Peking thugs have learned from our police
There is justified fury against the behaviour of Peking’s thugs towards a protester outside the Chinese consulate in Manchester, dragging him off the street and beating him up.
If the Government had not been collapsing, this story would have dominated front pages for days. How dare a foreign government behave in this way on our soil?
LACK OF DIPLOMACY: Chinese consulate staff grab protester Bob Chan as a policeman intervenes
Protester Bob Chan (pictured) was manhandled by staff at the Chinese Consulate
The Greater Manchester police officer who rescued Hong Kong citizen Bob Chan from Chinese diplomats deserves great praise for his quick and brave action. But why did the Chinese officials think they could get away with this? Is it because British police officers have themselves been rough with peaceful Free Tibet protesters in London, as they slavishly protected the Peking despot, Xi Jinping, from having to see things he never sees at home – free speech and protest? Did the Chinese deduce from that they could do as they did?
Lift the nasty, un-British decree on this man
One of the lasting legacies of Liz Truss’s miserable political career is the punishment without trial of Graham Phillips, the unlovable video-blogger who operates mainly in Ukraine and Russia. She was in charge of the Foreign Office when it imposed sanctions on him.
If anyone has criminal charges against Mr Phillips, then they should pursue them. If he is then found guilty by a proper court, with a jury and the presumption of innocence, then that will be just and I will not object. But Mr Phillips has been punished without any semblance of a trial. His offence appears to be that he has expressed the wrong opinions about the Holy Sainted Republic of Ukraine. He struggles to get any response out of the Foreign Office to his appeals against his treatment.

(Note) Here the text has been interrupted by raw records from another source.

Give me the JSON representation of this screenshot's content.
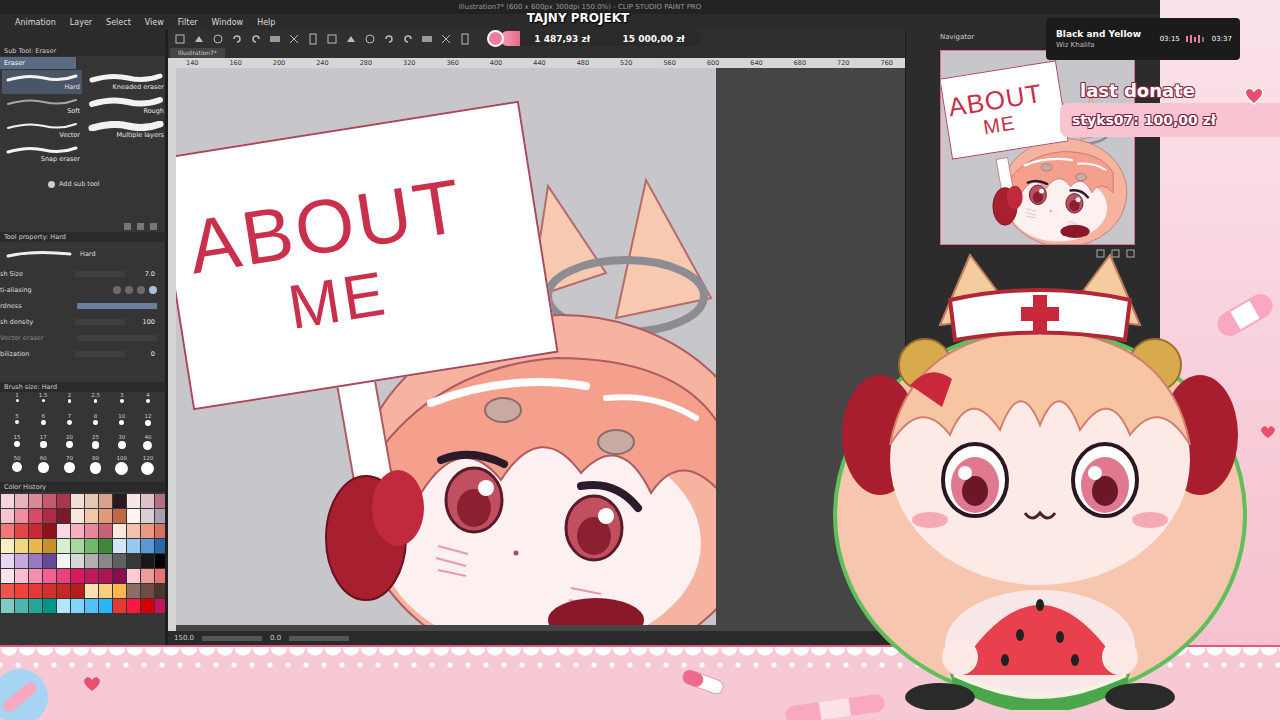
{
  "window": {
    "title": "Illustration7* (600 x 600px 300dpi 150.0%) - CLIP STUDIO PAINT PRO"
  },
  "menu": [
    "Animation",
    "Layer",
    "Select",
    "View",
    "Filter",
    "Window",
    "Help"
  ],
  "sub_tool": {
    "title": "Sub Tool: Eraser",
    "group": "Eraser",
    "items": [
      {
        "label": "Hard",
        "selected": true
      },
      {
        "label": "Kneaded eraser",
        "selected": false
      },
      {
        "label": "Soft",
        "selected": false
      },
      {
        "label": "Rough",
        "selected": false
      },
      {
        "label": "Vector",
        "selected": false
      },
      {
        "label": "Multiple layers",
        "selected": false
      },
      {
        "label": "Snap eraser",
        "selected": false
      }
    ],
    "add": "Add sub tool"
  },
  "tool_property": {
    "title": "Tool property: Hard",
    "preset": "Hard",
    "rows": [
      {
        "label": "sh Size",
        "kind": "value",
        "value": "7.0"
      },
      {
        "label": "ti-aliasing",
        "kind": "steps",
        "level": 1
      },
      {
        "label": "rdness",
        "kind": "slider",
        "level": 1
      },
      {
        "label": "sh density",
        "kind": "value",
        "value": "100"
      },
      {
        "label": "Vector eraser",
        "kind": "option"
      },
      {
        "label": "bilization",
        "kind": "value",
        "value": "0"
      }
    ]
  },
  "brush_size": {
    "title": "Brush size: Hard",
    "sizes": [
      "1",
      "1.5",
      "2",
      "2.5",
      "3",
      "4",
      "5",
      "6",
      "7",
      "8",
      "10",
      "12",
      "15",
      "17",
      "20",
      "25",
      "30",
      "40",
      "50",
      "60",
      "70",
      "80",
      "100",
      "120"
    ]
  },
  "color_history": {
    "title": "Color History",
    "colors": [
      "#f4d6dc",
      "#e8b4bf",
      "#d98a9a",
      "#c45a6e",
      "#a8364c",
      "#f0e0d8",
      "#e6c8b8",
      "#d4a48c",
      "#2a1a1e",
      "#f6e6ea",
      "#e0c0c8",
      "#b07080",
      "#f9c4cc",
      "#ef8ea0",
      "#d94a64",
      "#b02a44",
      "#7a1a2c",
      "#fbe8dc",
      "#f2c6a8",
      "#e09a78",
      "#c06848",
      "#fff4f0",
      "#d8d0d8",
      "#a8a0b0",
      "#f07878",
      "#e04848",
      "#c82838",
      "#901020",
      "#fcd8e0",
      "#f8b0c0",
      "#e888a0",
      "#c86078",
      "#fde8e0",
      "#f4c0b0",
      "#ec9880",
      "#d87060",
      "#f8f0c0",
      "#f0d880",
      "#e8b848",
      "#c89028",
      "#d8f0d0",
      "#a8d8a0",
      "#70b868",
      "#408838",
      "#d0e8f8",
      "#98c8f0",
      "#5898d8",
      "#2868a8",
      "#e8d8f0",
      "#c8a8e0",
      "#9878c0",
      "#684898",
      "#f4f4f4",
      "#d8d8d8",
      "#b0b0b0",
      "#888888",
      "#606060",
      "#383838",
      "#181818",
      "#000000",
      "#fce4ec",
      "#f8bbd0",
      "#f48fb1",
      "#f06292",
      "#ec407a",
      "#d81b60",
      "#c2185b",
      "#ad1457",
      "#880e4f",
      "#ffcdd2",
      "#ef9a9a",
      "#e57373",
      "#ef5350",
      "#f44336",
      "#e53935",
      "#d32f2f",
      "#c62828",
      "#b71c1c",
      "#ffe0b2",
      "#ffcc80",
      "#ffb74d",
      "#8d6e63",
      "#6d4c41",
      "#4e342e",
      "#80cbc4",
      "#4db6ac",
      "#26a69a",
      "#009688",
      "#b3e5fc",
      "#81d4fa",
      "#4fc3f7",
      "#29b6f6",
      "#e53935",
      "#ff1744",
      "#d50000",
      "#c51162"
    ]
  },
  "canvas": {
    "tab": "Illustration7*",
    "ruler": [
      "140",
      "160",
      "200",
      "240",
      "280",
      "320",
      "360",
      "400",
      "440",
      "480",
      "520",
      "560",
      "600",
      "640",
      "680",
      "720",
      "760"
    ],
    "sign_lines": [
      "ABOUT",
      "ME"
    ],
    "zoom": "150.0",
    "angle": "0.0"
  },
  "navigator": {
    "title": "Navigator",
    "sign_lines": [
      "ABOUT",
      "ME"
    ]
  },
  "stream": {
    "title": "TAJNY PROJEKT",
    "goal": {
      "current": "1 487,93 zł",
      "target": "15 000,00 zł",
      "level": 0.099
    },
    "now_playing": {
      "track": "Black and Yellow",
      "artist": "Wiz Khalifa",
      "elapsed": "03:15",
      "total": "03:37"
    },
    "last_donate": {
      "label": "last donate",
      "entry": "styks07: 100,00 zł"
    }
  }
}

The sanctions prevent him from receiving payment for work or from paying bills. So the law forces him to break the law and become an outlaw debtor. And here my praise goes to Islington Borough Council, who had summonsed him for not paying his Council Tax. But when I told them that Mr Phillips was banned by law from paying that tax, they wisely and mercifully withdrew the summons.
Not everybody, I suspect, will be so understanding. Now that the Minister responsible for this unpleasant measure is about to spend much more time with her family, perhaps the Foreign Office, which still has some decent people in it, might think of withdraw withdrawing this nasty, arbitrary and un-British decree.